Now another situation.  Since I had a 50 dollar gift card I was told that I had to use it ALL AT ONCE.  So a one time thing.  That is just so stupid!   So I had to order 50 dollars worth of stuff, then all I got to carry the shit in was two cheap liquor store type bags!  So in other words, real cheap bags.  I then had to go back because the staff forgot my water!   I’m thinking if I’m ordering all this damn stuff shouldn’t there be a nice bag with handles so I can carry all this shit?

At those prices I expect it.

Then I’m on a bus & school is out.  The brats load on at least 20+ load on.  Great! 😦

I get home to open one of my food cartons.  I open the one labeled Fish & Chips and end up with some of the toughest fish I ever tasted.  My teeth are slowly eroding…..so when I take a bite out of the fish it is coated  with a sand paper style batter that would scratch the roof of your mouth or to further chip your teeth.  I’m used to the light beer batter fish.  This wasn’t it.  For 7 dollars I expected more.

The cold fries tastes better.  This restaurant is way over estimated plus real snobby.  I felt real uncomfortable waiting in there let me tell you!

What a day!  One good thing at least the woman who works at the Alliance For People With Disabilities a non profit agency was caring & supportive.  Let me say everyone I just don’t get that! 

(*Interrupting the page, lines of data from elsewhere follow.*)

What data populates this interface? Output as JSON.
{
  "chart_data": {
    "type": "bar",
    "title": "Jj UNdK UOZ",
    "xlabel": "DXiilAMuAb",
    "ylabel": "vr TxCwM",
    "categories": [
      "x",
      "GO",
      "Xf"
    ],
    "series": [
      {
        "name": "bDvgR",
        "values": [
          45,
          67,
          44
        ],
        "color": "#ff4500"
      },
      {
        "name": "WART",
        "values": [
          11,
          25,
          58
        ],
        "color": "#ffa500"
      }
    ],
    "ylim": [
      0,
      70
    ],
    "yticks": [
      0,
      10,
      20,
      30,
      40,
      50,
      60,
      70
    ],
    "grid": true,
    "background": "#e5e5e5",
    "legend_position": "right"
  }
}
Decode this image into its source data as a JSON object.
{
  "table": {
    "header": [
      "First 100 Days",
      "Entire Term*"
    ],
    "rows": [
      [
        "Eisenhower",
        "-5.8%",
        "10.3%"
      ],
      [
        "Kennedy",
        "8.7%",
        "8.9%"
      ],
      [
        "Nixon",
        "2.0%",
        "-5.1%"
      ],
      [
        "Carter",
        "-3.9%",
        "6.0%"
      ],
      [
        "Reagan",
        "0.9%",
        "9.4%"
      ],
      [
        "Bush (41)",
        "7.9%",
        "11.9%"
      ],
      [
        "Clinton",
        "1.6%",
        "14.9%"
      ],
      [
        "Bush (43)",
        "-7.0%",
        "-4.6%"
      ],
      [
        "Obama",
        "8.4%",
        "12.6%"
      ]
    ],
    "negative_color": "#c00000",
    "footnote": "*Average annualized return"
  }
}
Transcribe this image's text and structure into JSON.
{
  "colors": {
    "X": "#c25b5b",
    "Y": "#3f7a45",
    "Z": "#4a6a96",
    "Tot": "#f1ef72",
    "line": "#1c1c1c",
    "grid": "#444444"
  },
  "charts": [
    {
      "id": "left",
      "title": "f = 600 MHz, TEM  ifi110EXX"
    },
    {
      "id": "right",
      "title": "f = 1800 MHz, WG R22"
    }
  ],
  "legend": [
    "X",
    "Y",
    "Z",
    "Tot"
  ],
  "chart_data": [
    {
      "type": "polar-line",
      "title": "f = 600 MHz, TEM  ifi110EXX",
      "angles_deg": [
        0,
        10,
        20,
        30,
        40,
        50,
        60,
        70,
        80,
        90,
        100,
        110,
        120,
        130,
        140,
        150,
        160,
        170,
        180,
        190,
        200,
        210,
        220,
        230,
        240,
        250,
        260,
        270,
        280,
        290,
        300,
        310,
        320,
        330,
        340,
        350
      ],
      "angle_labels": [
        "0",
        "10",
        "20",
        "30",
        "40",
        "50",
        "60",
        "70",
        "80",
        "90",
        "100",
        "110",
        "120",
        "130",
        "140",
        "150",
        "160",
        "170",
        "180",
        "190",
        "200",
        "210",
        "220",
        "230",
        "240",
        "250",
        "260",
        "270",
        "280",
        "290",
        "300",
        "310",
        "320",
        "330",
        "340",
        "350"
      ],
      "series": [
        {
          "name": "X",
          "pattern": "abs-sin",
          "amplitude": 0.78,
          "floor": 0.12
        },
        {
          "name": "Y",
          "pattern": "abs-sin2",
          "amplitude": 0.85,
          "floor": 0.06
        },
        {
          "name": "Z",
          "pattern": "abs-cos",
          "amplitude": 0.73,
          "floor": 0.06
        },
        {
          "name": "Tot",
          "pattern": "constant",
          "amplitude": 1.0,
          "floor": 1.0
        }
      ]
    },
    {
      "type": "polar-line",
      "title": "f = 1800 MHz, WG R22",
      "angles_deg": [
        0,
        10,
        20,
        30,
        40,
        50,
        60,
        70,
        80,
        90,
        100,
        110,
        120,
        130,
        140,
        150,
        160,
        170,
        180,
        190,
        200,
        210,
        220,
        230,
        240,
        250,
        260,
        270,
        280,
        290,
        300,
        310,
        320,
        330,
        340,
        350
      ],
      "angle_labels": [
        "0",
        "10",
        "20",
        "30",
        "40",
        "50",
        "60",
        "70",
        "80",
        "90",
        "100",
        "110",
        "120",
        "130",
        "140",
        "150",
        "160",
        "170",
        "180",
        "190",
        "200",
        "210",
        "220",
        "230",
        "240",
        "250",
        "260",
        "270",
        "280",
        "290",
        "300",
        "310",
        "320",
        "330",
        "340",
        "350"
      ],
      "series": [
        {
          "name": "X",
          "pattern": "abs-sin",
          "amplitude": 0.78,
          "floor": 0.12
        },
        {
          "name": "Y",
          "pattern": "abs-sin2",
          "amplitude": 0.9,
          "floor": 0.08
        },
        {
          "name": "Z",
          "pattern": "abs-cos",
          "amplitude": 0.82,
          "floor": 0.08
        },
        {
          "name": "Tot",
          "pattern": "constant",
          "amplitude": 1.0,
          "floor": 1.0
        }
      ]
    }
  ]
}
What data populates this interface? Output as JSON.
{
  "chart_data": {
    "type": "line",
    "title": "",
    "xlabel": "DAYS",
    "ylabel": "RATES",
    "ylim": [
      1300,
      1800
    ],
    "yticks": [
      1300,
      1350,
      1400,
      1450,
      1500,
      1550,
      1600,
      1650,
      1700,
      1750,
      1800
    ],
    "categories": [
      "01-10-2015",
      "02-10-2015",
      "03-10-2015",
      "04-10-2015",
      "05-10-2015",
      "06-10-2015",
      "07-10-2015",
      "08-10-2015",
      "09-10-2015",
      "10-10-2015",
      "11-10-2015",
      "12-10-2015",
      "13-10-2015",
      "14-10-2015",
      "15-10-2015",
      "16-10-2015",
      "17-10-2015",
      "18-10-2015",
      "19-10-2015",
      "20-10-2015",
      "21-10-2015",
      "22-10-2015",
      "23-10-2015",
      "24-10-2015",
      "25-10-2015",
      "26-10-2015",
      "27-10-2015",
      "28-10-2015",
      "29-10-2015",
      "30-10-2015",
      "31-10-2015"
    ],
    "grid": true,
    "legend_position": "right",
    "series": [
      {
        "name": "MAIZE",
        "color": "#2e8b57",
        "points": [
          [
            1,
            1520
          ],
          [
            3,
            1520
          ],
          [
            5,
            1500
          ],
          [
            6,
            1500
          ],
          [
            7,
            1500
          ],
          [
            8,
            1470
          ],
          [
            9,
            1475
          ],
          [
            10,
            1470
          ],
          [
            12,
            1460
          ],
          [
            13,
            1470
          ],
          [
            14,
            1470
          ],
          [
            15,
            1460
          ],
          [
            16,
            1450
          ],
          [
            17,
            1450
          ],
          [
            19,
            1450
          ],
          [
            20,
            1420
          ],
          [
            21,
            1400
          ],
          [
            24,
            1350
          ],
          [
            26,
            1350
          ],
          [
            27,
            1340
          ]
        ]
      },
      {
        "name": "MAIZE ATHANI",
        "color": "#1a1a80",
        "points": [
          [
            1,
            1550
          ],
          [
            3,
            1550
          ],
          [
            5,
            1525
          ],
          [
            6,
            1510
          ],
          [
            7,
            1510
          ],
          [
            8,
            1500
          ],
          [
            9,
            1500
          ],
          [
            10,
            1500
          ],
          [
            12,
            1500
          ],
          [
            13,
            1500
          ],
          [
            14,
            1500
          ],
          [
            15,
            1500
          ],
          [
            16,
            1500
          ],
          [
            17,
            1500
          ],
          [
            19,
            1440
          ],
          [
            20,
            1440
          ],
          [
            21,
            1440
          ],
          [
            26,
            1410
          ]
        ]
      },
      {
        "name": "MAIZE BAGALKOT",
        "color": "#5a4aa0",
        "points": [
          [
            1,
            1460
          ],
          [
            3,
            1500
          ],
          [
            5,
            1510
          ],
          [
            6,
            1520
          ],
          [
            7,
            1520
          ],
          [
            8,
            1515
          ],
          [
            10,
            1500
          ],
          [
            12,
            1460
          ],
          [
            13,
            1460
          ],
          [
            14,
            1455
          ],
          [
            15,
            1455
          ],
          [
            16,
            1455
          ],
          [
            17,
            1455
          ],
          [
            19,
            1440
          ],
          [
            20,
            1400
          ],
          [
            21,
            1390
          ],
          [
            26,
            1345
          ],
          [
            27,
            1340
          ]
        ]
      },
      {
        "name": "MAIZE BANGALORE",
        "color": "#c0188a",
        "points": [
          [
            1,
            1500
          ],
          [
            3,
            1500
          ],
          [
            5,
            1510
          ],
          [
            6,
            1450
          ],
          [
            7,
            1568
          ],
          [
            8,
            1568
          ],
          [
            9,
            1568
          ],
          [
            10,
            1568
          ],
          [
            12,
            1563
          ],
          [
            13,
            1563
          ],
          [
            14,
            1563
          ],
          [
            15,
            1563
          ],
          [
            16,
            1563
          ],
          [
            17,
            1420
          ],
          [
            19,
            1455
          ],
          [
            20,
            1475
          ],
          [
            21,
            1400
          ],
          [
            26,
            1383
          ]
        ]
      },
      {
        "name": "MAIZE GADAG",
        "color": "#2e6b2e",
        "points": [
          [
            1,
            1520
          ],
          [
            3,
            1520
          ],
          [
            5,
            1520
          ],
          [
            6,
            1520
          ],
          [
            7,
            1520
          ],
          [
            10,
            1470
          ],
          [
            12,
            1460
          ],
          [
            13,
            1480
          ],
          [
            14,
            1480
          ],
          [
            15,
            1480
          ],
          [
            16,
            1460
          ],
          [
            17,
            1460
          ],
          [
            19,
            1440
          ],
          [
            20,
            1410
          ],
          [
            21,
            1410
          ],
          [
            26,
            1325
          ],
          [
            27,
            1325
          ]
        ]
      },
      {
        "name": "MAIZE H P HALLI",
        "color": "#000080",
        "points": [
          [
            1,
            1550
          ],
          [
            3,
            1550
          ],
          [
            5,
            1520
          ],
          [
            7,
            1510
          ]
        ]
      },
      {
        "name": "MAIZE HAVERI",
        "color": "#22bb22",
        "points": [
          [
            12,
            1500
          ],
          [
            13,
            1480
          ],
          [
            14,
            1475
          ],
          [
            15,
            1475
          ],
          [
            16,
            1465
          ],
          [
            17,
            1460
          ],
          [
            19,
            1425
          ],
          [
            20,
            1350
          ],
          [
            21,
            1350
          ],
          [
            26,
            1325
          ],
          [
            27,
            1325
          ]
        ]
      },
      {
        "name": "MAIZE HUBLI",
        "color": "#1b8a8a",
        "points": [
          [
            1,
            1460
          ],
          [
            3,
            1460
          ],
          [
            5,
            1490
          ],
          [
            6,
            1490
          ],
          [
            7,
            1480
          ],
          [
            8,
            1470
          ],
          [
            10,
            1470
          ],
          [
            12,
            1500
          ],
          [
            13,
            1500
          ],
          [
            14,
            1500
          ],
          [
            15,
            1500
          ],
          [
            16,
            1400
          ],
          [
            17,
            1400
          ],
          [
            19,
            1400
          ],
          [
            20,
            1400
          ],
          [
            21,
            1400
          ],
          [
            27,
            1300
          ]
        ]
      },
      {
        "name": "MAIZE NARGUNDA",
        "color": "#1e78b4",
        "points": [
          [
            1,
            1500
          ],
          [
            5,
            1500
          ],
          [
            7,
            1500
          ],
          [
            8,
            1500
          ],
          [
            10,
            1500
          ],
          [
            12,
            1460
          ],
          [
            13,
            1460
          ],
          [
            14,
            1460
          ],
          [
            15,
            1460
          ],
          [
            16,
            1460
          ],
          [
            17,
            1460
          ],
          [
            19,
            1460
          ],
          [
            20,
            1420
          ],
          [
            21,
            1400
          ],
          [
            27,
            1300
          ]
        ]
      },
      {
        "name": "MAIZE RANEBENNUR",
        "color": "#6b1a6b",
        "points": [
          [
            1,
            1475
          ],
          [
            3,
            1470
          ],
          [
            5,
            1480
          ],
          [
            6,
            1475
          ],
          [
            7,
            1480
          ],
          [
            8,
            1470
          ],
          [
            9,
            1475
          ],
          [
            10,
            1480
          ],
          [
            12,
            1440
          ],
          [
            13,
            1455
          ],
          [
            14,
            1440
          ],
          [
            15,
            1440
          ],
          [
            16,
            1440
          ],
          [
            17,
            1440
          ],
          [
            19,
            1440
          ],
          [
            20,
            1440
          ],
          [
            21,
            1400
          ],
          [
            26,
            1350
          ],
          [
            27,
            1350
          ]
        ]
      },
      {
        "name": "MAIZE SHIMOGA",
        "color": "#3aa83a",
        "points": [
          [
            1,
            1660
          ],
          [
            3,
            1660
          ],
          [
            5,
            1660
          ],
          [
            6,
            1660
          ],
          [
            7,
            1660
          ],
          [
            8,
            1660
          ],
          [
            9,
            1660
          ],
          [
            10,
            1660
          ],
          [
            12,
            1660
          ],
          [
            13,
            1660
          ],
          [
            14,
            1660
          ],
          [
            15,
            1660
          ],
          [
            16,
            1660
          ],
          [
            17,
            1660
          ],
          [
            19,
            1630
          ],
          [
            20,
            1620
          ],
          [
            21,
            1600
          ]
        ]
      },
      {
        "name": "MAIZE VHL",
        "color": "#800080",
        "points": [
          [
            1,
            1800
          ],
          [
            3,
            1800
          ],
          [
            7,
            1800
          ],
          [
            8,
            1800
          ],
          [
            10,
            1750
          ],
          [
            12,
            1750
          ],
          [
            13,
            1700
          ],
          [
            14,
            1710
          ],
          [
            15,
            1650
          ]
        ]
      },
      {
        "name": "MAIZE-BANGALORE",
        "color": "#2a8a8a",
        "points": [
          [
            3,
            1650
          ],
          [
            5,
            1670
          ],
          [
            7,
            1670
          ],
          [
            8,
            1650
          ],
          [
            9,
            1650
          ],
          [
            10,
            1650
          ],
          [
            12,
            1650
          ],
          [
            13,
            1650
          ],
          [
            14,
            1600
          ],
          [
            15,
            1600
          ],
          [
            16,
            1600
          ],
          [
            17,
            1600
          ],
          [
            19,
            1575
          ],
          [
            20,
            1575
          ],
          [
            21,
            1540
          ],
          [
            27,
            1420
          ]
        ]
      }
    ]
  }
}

Ever!  What I usually get is cold, distant, often a apathetic voice on the other end.   And all the while I’m in meltdown mode ready to go on a rampage.   I am capable of being self destructive.  It’s bad.   I feel like I can’t surface from this deep dark black hole I’m in.

I have no love for the landlord, my Mother, and that troll of a Step Father.

I feel like I’m wounded & left out on the side of the road with no one to pull over to offer help.

I need a bunch of prayers.  I’m hurting.